The Plotter component recognizes a wide range of data
format. If the
incoming data is an event,
then the
event object is treated as incoming data and further processed as
follows. If
the data is a String, then the String is parsed to get the raw data
which is
further processed as follows. If the data is a double array,
then the
first element is treated as x-value and the second element as
y-value.
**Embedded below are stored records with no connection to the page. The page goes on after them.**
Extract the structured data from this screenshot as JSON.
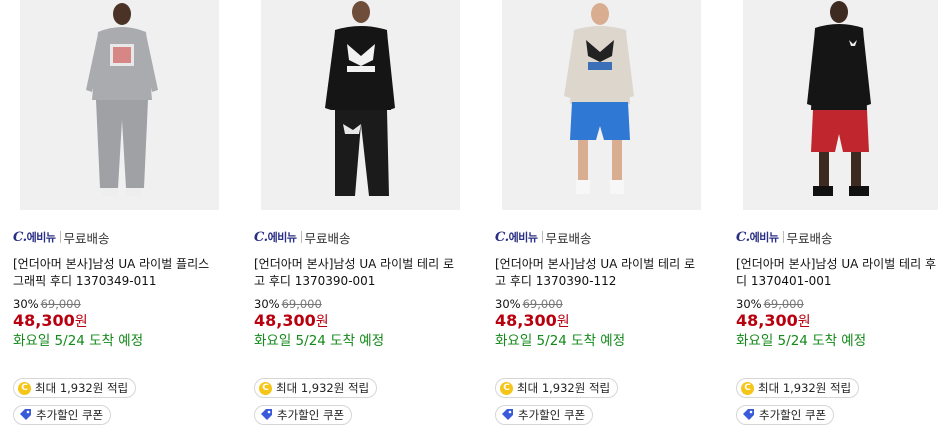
{
  "products": [
    {
      "seller_logo": "C.",
      "seller_logo_word": "에비뉴",
      "shipping": "무료배송",
      "title": "[언더아머 본사]남성 UA 라이벌 플리스 그래픽 후디 1370349-011",
      "discount": "30%",
      "original_price": "69,000",
      "price": "48,300",
      "currency": "원",
      "arrival": "화요일 5/24 도착 예정",
      "points": "최대 1,932원 적립",
      "coupon": "추가할인 쿠폰",
      "image": "model in grey hoodie and grey joggers"
    },
    {
      "seller_logo": "C.",
      "seller_logo_word": "에비뉴",
      "shipping": "무료배송",
      "title": "[언더아머 본사]남성 UA 라이벌 테리 로고 후디 1370390-001",
      "discount": "30%",
      "original_price": "69,000",
      "price": "48,300",
      "currency": "원",
      "arrival": "화요일 5/24 도착 예정",
      "points": "최대 1,932원 적립",
      "coupon": "추가할인 쿠폰",
      "image": "model in black hoodie and black pants"
    },
    {
      "seller_logo": "C.",
      "seller_logo_word": "에비뉴",
      "shipping": "무료배송",
      "title": "[언더아머 본사]남성 UA 라이벌 테리 로고 후디 1370390-112",
      "discount": "30%",
      "original_price": "69,000",
      "price": "48,300",
      "currency": "원",
      "arrival": "화요일 5/24 도착 예정",
      "points": "최대 1,932원 적립",
      "coupon": "추가할인 쿠폰",
      "image": "model in light heather hoodie and blue shorts"
    },
    {
      "seller_logo": "C.",
      "seller_logo_word": "에비뉴",
      "shipping": "무료배송",
      "title": "[언더아머 본사]남성 UA 라이벌 테리 후디 1370401-001",
      "discount": "30%",
      "original_price": "69,000",
      "price": "48,300",
      "currency": "원",
      "arrival": "화요일 5/24 도착 예정",
      "points": "최대 1,932원 적립",
      "coupon": "추가할인 쿠폰",
      "image": "model in black hoodie and red shorts"
    }
  ],
  "colors": {
    "price": "#b8000f",
    "arrival": "#138a1a",
    "seller_logo": "#2a2f86",
    "coin": "#f5c518",
    "coupon_icon": "#3a5bd9"
  },
  "icons": {
    "points": "coin-icon",
    "coupon": "coupon-tag-icon"
  }
}
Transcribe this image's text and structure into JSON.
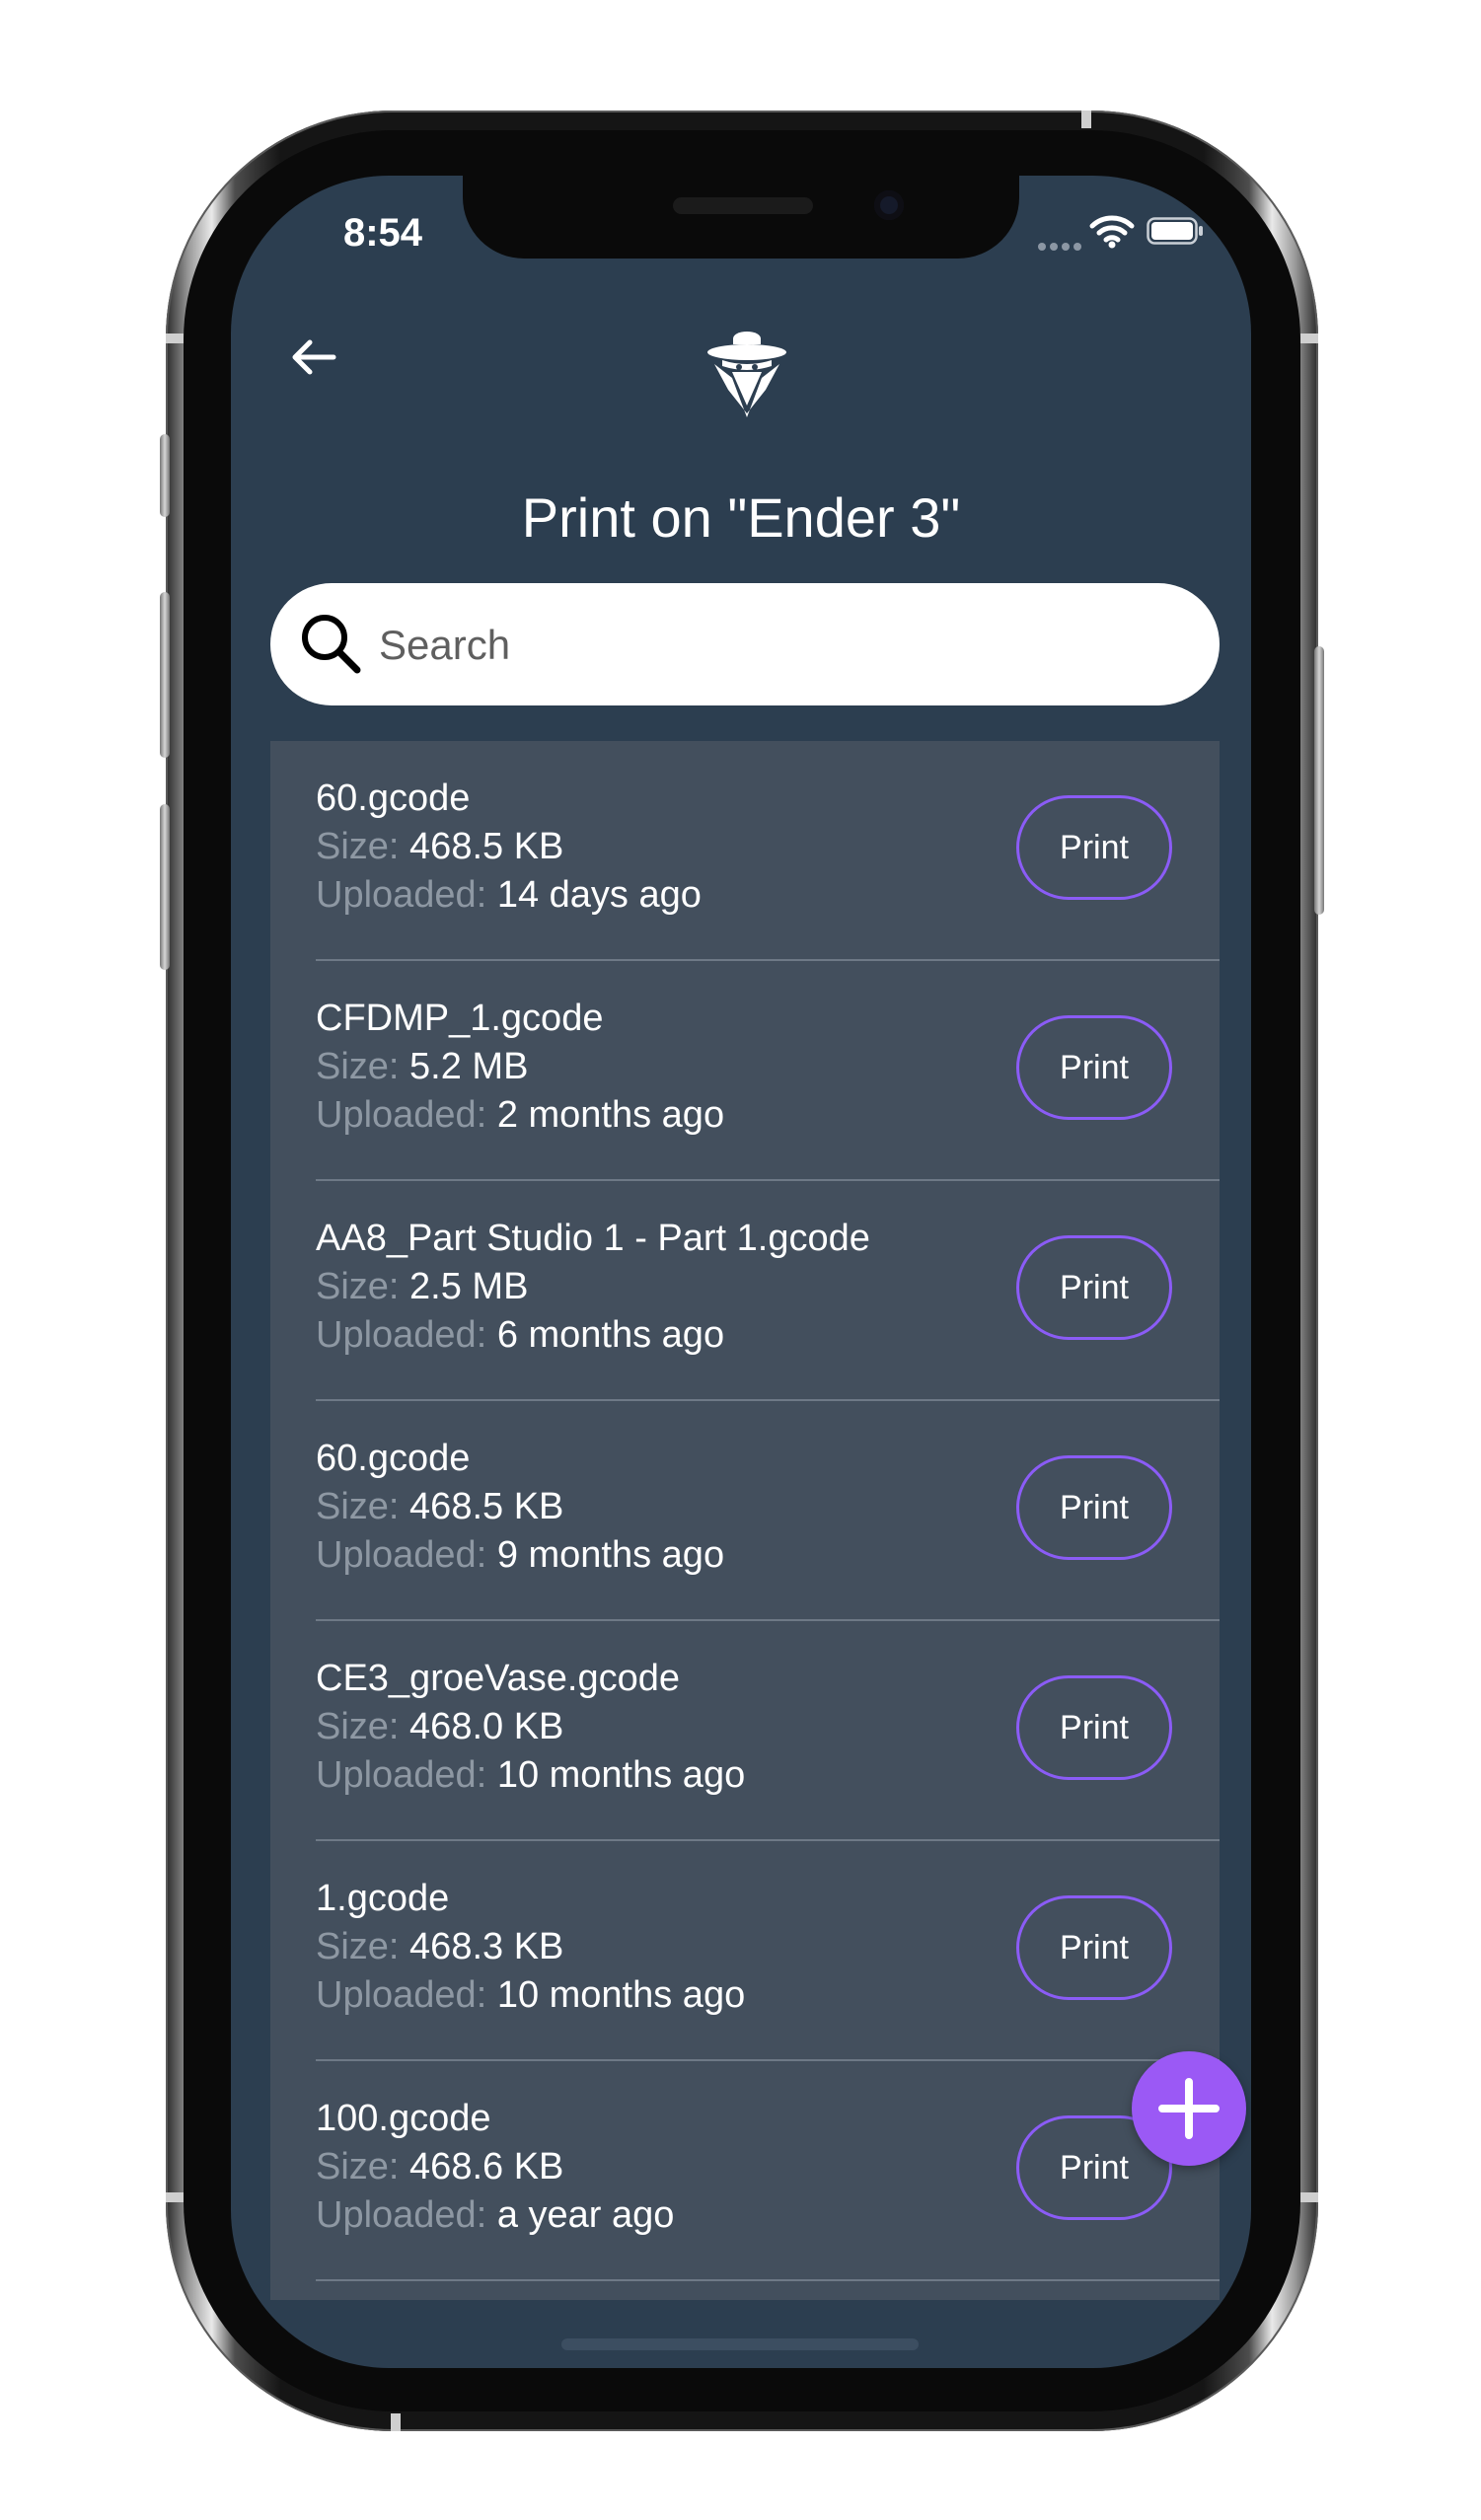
{
  "status_bar": {
    "time": "8:54"
  },
  "header": {
    "back_icon": "arrow-left-icon",
    "logo_icon": "spy-hat-logo-icon",
    "title": "Print on \"Ender 3\""
  },
  "search": {
    "placeholder": "Search",
    "value": "",
    "icon": "search-icon"
  },
  "labels": {
    "size": "Size:",
    "uploaded": "Uploaded:",
    "print": "Print"
  },
  "files": [
    {
      "name": "60.gcode",
      "size": "468.5 KB",
      "uploaded": "14 days ago"
    },
    {
      "name": "CFDMP_1.gcode",
      "size": "5.2 MB",
      "uploaded": "2 months ago"
    },
    {
      "name": "AA8_Part Studio 1 - Part 1.gcode",
      "size": "2.5 MB",
      "uploaded": "6 months ago"
    },
    {
      "name": "60.gcode",
      "size": "468.5 KB",
      "uploaded": "9 months ago"
    },
    {
      "name": "CE3_groeVase.gcode",
      "size": "468.0 KB",
      "uploaded": "10 months ago"
    },
    {
      "name": "1.gcode",
      "size": "468.3 KB",
      "uploaded": "10 months ago"
    },
    {
      "name": "100.gcode",
      "size": "468.6 KB",
      "uploaded": "a year ago"
    }
  ],
  "fab": {
    "icon": "plus-icon"
  },
  "colors": {
    "background": "#2c3e50",
    "list_background": "#434f5d",
    "accent": "#8b5cf6",
    "fab": "#9b59f5"
  }
}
If
the data is a Double/drcl.data.DoubleObj
value, then the value is treated as y-value and
the current time as x-value.
| EXAMPLE 24
Same scenario as in Example
20, this example outputs the CWND events of all the TCP
components to the Plotter component to observe the CWND events online.
... (Example 1) ...
set plot_ [mkdir drcl.comp.tool.Plotter .plot]
foreach i "0 1 2" {
attach -c $plot_/$i@0 -to h$i/tcp/cwnd@
}
set sim [attach_simulator .]
$sim stop; # stop the simulation first to complete the scenario
run h0/source h5-7/sink; # start source 0 and all sinks
script "run h1/source" -at 200.0 -on $sim; # schedule source 1
script "run h2/source" -at 400.0 -on $sim; # schedule source 2
script "puts [$sim getTime]" -at 100.0 -period 100.0 -on $sim; # to print simulation time
$sim resumeTo 600.0; # run the simulation until 600.0
The result is displayed online as shown in the following
window:
|
Instead of displaying the plots online, Plotter may also be
used to save
results in the defined format by outputting the results to a FileComponent.
| EXAMPLE 25
This example is the same as the previous one except that the
results are saved in a file named "ex1.plot" instead of being displayed
online.
... (Example 1) ...
set plot_ [mkdir drcl.comp.tool.Plotter .plot]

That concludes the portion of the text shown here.